LA INTELIGENCIA ARTIFICIAL EN

EL Sector INDUSTRIAL

¿Cómo puede ayudar la Inteligencia Artificial al crecimiento del Sector Industrial?

La Inteligencia Artificial ha llegado para revolucionar los patrones de funcionamiento de la industria, ofreciendo una nueva visión sobre la relación entre el hombre y la máquina. Este progreso en la industria, conocido también bajo el concepto de la Industria 4.0, está basado en las empresas inteligentes en las que trabajadores y sistemas tecnológicos interactúan consiguiendo aumentar la competitividad empresarial. 

Podríamos decir que la Inteligencia Artificial intensifica la inteligencia empresarial, hecho que supone una evolución positiva e importante para la economía global. No es de extrañar que según varios estudios recientemente realizados, un gran porcentaje de las empresas españolas esté explorando ya el uso de la Inteligencia Artificial.

Actualmente, disciplinas científicas de la IA como el Machine Learning [aprendizaje automático], especialidad de empresas de base científica y tecnológica como Neuraptic, obtienen resultados muy positivos en el ROI de las empresas, especialmente en las empresas del sector industrial. El Machine Learning es capaz de aportar beneficios tan importantes para la industria como aumentar y optimizar la producción, flexibilizar los procesos productivos, elevar la calidad de los productos y ahorrar costes y tiempos de fabricación, entre otros; a través de la introducción de sistemas como la Inspección Visual Automática, el Procesamiento del Lenguaje Natural, el Mantenimiento Predictivo, la Predicción de Series Temporales y el Data Mining.

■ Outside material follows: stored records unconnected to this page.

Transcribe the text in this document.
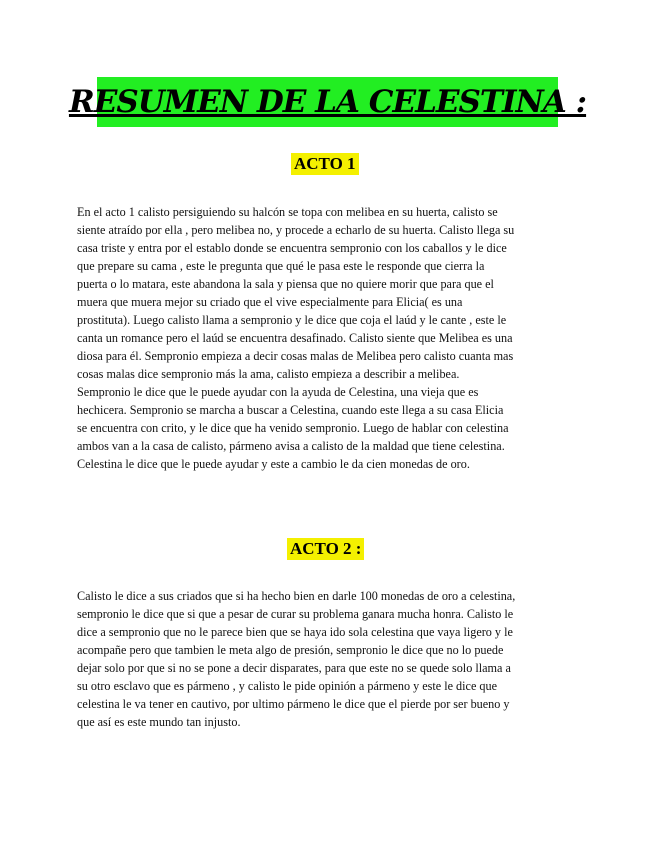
RESUMEN DE LA CELESTINA :
ACTO 1

En el acto 1 calisto persiguiendo su halcón se topa con melibea en su huerta, calisto se
siente atraído por ella , pero melibea no, y procede a echarlo de su huerta. Calisto llega su
casa triste y entra por el establo donde se encuentra sempronio con los caballos y le dice
que prepare su cama , este le pregunta que qué le pasa este le responde que cierra la
puerta o lo matara, este abandona la sala y piensa que no quiere morir que para que el
muera que muera mejor su criado que el vive especialmente para Elicia( es una
prostituta). Luego calisto llama a sempronio y le dice que coja el laúd y le cante , este le
canta un romance pero el laúd se encuentra desafinado. Calisto siente que Melibea es una
diosa para él. Sempronio empieza a decir cosas malas de Melibea pero calisto cuanta mas
cosas malas dice sempronio más la ama, calisto empieza a describir a melibea.
Sempronio le dice que le puede ayudar con la ayuda de Celestina, una vieja que es
hechicera. Sempronio se marcha a buscar a Celestina, cuando este llega a su casa Elicia
se encuentra con crito, y le dice que ha venido sempronio. Luego de hablar con celestina
ambos van a la casa de calisto, pármeno avisa a calisto de la maldad que tiene celestina.
Celestina le dice que le puede ayudar y este a cambio le da cien monedas de oro.

ACTO 2 :

Calisto le dice a sus criados que si ha hecho bien en darle 100 monedas de oro a celestina,
sempronio le dice que si que a pesar de curar su problema ganara mucha honra. Calisto le
dice a sempronio que no le parece bien que se haya ido sola celestina que vaya ligero y le
acompañe pero que tambien le meta algo de presión, sempronio le dice que no lo puede
dejar solo por que si no se pone a decir disparates, para que este no se quede solo llama a
su otro esclavo que es pármeno , y calisto le pide opinión a pármeno y este le dice que
celestina le va tener en cautivo, por ultimo pármeno le dice que el pierde por ser bueno y
que así es este mundo tan injusto.
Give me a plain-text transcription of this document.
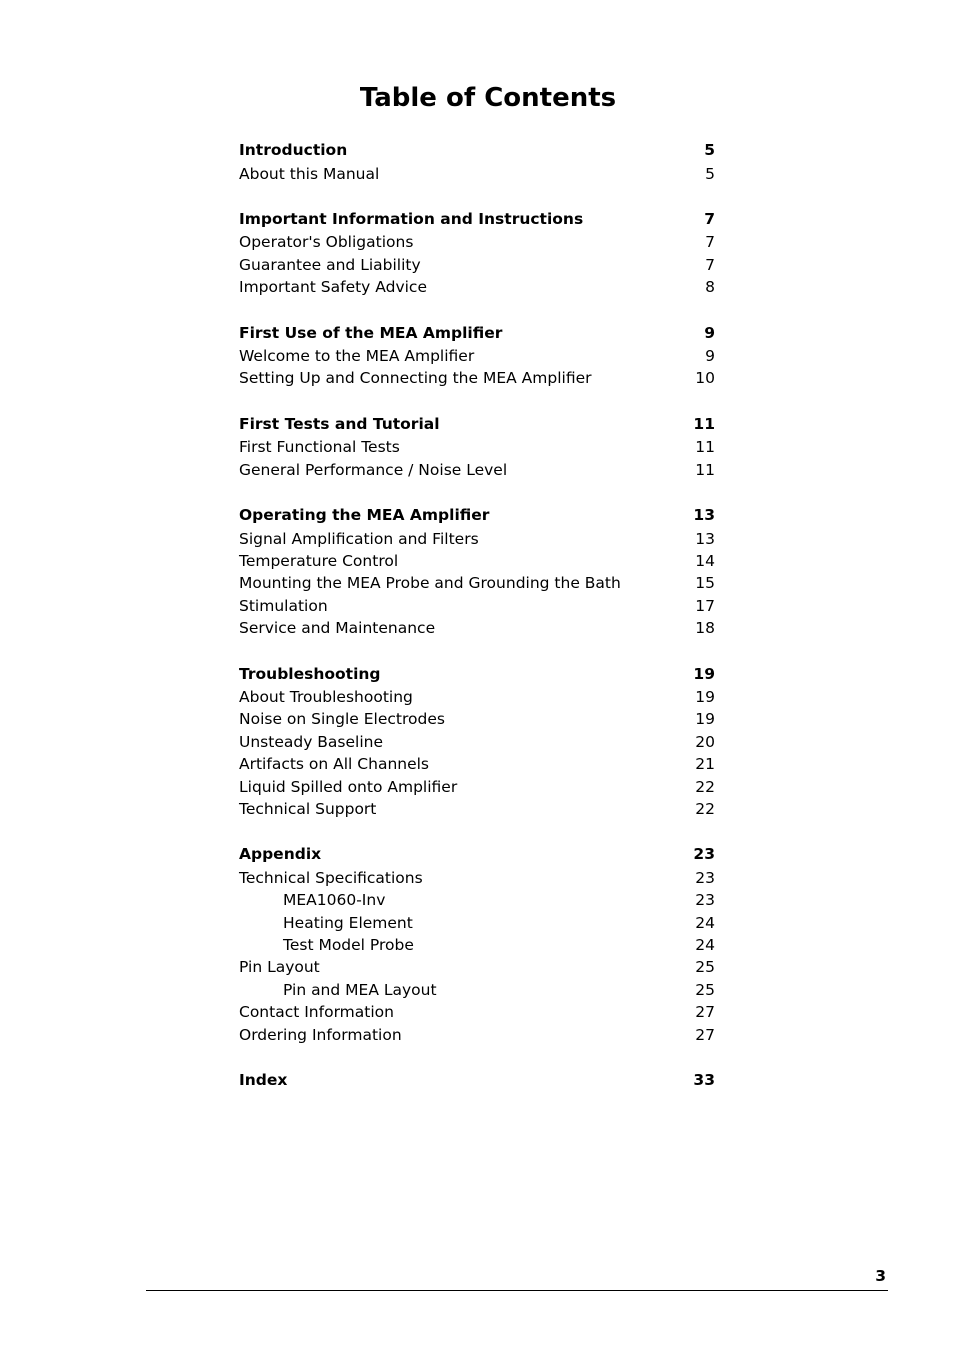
Table of Contents
Introduction	5
About this Manual	5
Important Information and Instructions	7
Operator's Obligations	7
Guarantee and Liability	7
Important Safety Advice	8
First Use of the MEA Amplifier	9
Welcome to the MEA Amplifier	9
Setting Up and Connecting the MEA Amplifier	10
First Tests and Tutorial	11
First Functional Tests	11
General Performance / Noise Level	11
Operating the MEA Amplifier	13
Signal Amplification and Filters	13
Temperature Control	14
Mounting the MEA Probe and Grounding the Bath	15
Stimulation	17
Service and Maintenance	18
Troubleshooting	19
About Troubleshooting	19
Noise on Single Electrodes	19
Unsteady Baseline	20
Artifacts on All Channels	21
Liquid Spilled onto Amplifier	22
Technical Support	22
Appendix	23
Technical Specifications	23
MEA1060-Inv	23
Heating Element	24
Test Model Probe	24
Pin Layout	25
Pin and MEA Layout	25
Contact Information	27
Ordering Information	27
Index	33
3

CASOS DE USO EN LOS QUE LA INTELIGENCIA ARTIFICIAL
BENEFICIA A LA INDUSTRIA

Los casos de uso de la Inteligencia Artificial en la industria 4.0 son innumerables, destacando mayoritariamente en las áreas de producción, calidad y logística. Veamos algunos ejemplos a continuación:

MANTENIMIENTO PREDICTIVO

El mantenimiento predictivo utiliza análisis avanzados para determinar el estado de un activo o un conjunto de activos. El objetivo es predecir cuándo se debe realizar el mantenimiento de los mismos. El mantenimiento predictivo generalmente combina varias lecturas de sensores y realiza análisis predictivos sobre miles de datos registrados. La técnica más avanzada para predecir la vida útil restante de un activo es el Machine Learning.  Por ejemplo, puede evitar averías anticipando la sustitución de piezas desgastadas en función del control constante de su estado. Esto es algo que beneficia especialmente a las industrias de procesos, en las que las averías pueden provocar grandes pérdidas de ventas.

CONTROL DE CALIDAD

Existen varias formas de hacer controles de calidad basadas en Inteligencia Artificial, pero la más utilizada es la Inspección Visual Automática. Esta es una técnica en la que una cámara visualiza de forma autónoma el elemento en cuestión (piezas o productos fabricados, materias primas, etc.) en busca de fallos, desviaciones o defectos de calidad. El principal beneficio de este caso de uso de la Inteligencia Artificial aplicada en la industria es la notoria reducción de costes y los grandes beneficiados son las grandes plantas de fabricación en las que una pequeña reducción en el volumen de productos defectuosos se traduce en grandes ahorros económicos. Gracias al diseño de estas soluciones, la tecnología no deja de aprender (continual learning) con lo que su rendimiento aumenta continuamente y se va perfeccionando a medida que es usada.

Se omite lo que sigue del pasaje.